The two major keys that will open the box are a diagnosis of a terminal illness with an expected death within 6 months.
Or having an unpredictable, unstable medical condition which requires frequent qualified nursing interventions.

We are going through similar issues now with my mum. Unfortunately she doesn't have any of her own monies available. I have been waiting for a CHC assessment for a while. Adult Social Care want to place her in a nursing home before the assessment is complete and are continually asking me to top up the funding, which I am not able to do. The homes available are all in different towns were I would not be able to see her as regularly as I do. It's a very stressful time. Patients with dementia get a very poor deal!!

Mum was turned down for continuing healthcare despite the fact that she was unable to feed herself or take medication. She wouldn't drink without assistance either. Without self funding care she would have become extremely I'll or even died. Nothing will change as long as the budget controllers are making the decisions on who is eligible.

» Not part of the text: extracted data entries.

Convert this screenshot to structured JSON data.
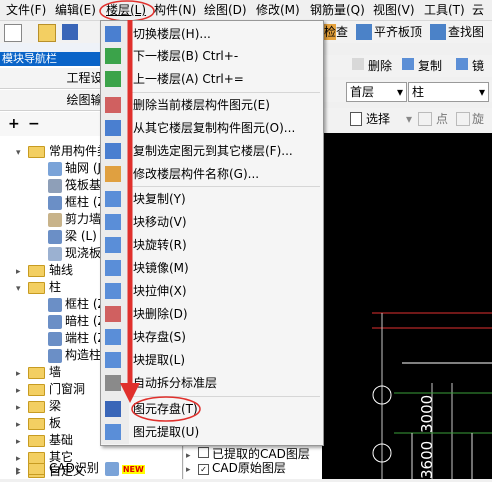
{
  "menubar": {
    "items": [
      {
        "label": "文件(F)"
      },
      {
        "label": "编辑(E)"
      },
      {
        "label": "楼层(L)"
      },
      {
        "label": "构件(N)"
      },
      {
        "label": "绘图(D)"
      },
      {
        "label": "修改(M)"
      },
      {
        "label": "钢筋量(Q)"
      },
      {
        "label": "视图(V)"
      },
      {
        "label": "工具(T)"
      },
      {
        "label": "云"
      }
    ]
  },
  "toolbar": {
    "check_label": "检查",
    "flatten_label": "平齐板顶",
    "find_label": "查找图",
    "delete_label": "删除",
    "copy_label": "复制",
    "mirror_label": "镜",
    "floor_select": "首层",
    "type_select": "柱",
    "select_label": "选择",
    "point_label": "点",
    "rotate_label": "旋"
  },
  "left_panel": {
    "nav_title": "模块导航栏",
    "buttons": [
      "工程设置",
      "绘图输入"
    ],
    "tree": [
      {
        "label": "常用构件类",
        "expanded": true
      },
      {
        "label": "轴网 (J",
        "indent": 2
      },
      {
        "label": "筏板基",
        "indent": 2
      },
      {
        "label": "框柱 (Z",
        "indent": 2
      },
      {
        "label": "剪力墙",
        "indent": 2
      },
      {
        "label": "梁 (L)",
        "indent": 2
      },
      {
        "label": "现浇板",
        "indent": 2
      },
      {
        "label": "轴线",
        "expanded": false
      },
      {
        "label": "柱",
        "expanded": true
      },
      {
        "label": "框柱 (Z",
        "indent": 2
      },
      {
        "label": "暗柱 (Z",
        "indent": 2
      },
      {
        "label": "端柱 (Z",
        "indent": 2
      },
      {
        "label": "构造柱",
        "indent": 2
      },
      {
        "label": "墙",
        "expanded": false
      },
      {
        "label": "门窗洞",
        "expanded": false
      },
      {
        "label": "梁",
        "expanded": false
      },
      {
        "label": "板",
        "expanded": false
      },
      {
        "label": "基础",
        "expanded": false
      },
      {
        "label": "其它",
        "expanded": false
      },
      {
        "label": "自定义",
        "expanded": false
      },
      {
        "label": "CAD识别",
        "expanded": false
      }
    ],
    "new_badge": "NEW"
  },
  "dropdown": {
    "items": [
      {
        "label": "切换楼层(H)...",
        "icon": "switch-floor-icon"
      },
      {
        "label": "下一楼层(B)    Ctrl+-",
        "icon": "next-floor-icon"
      },
      {
        "label": "上一楼层(A)    Ctrl+=",
        "icon": "prev-floor-icon"
      },
      {
        "label": "删除当前楼层构件图元(E)",
        "icon": "delete-floor-elements-icon"
      },
      {
        "label": "从其它楼层复制构件图元(O)...",
        "icon": "copy-from-floor-icon"
      },
      {
        "label": "复制选定图元到其它楼层(F)...",
        "icon": "copy-to-floor-icon"
      },
      {
        "label": "修改楼层构件名称(G)...",
        "icon": "rename-component-icon"
      },
      {
        "label": "块复制(Y)",
        "icon": "block-copy-icon"
      },
      {
        "label": "块移动(V)",
        "icon": "block-move-icon"
      },
      {
        "label": "块旋转(R)",
        "icon": "block-rotate-icon"
      },
      {
        "label": "块镜像(M)",
        "icon": "block-mirror-icon"
      },
      {
        "label": "块拉伸(X)",
        "icon": "block-stretch-icon"
      },
      {
        "label": "块删除(D)",
        "icon": "block-delete-icon"
      },
      {
        "label": "块存盘(S)",
        "icon": "block-save-icon"
      },
      {
        "label": "块提取(L)",
        "icon": "block-extract-icon"
      },
      {
        "label": "自动拆分标准层",
        "icon": "auto-split-icon"
      },
      {
        "label": "图元存盘(T)",
        "icon": "element-save-icon"
      },
      {
        "label": "图元提取(U)",
        "icon": "element-extract-icon"
      }
    ]
  },
  "layers": {
    "cad_extracted": "已提取的CAD图层",
    "cad_original": "CAD原始图层"
  },
  "canvas": {
    "dimension_text": "3600",
    "dimension_text2": "3000"
  },
  "colors": {
    "accent_blue": "#0a64c8",
    "highlight_red": "#e0302c",
    "canvas_bg": "#000000"
  }
}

a family member got taken in to hospital with aspiration pneumonia, got told she was not able to go home and had to have nursing care! Got told we would get funding. No funding was put in place after 4 meetings, still denied Chc. Total deteration then was told not ill enough for chc. Died 3 days later! Think the chc is a waste of time and only help people that never paid a day's tax or ni. Or a different colour

We are just embarking on this road with my mother. She has not officially been diagnosed with Dementia but she definately has it and it has progressed dramatically since the death of my father almost 4 years ago.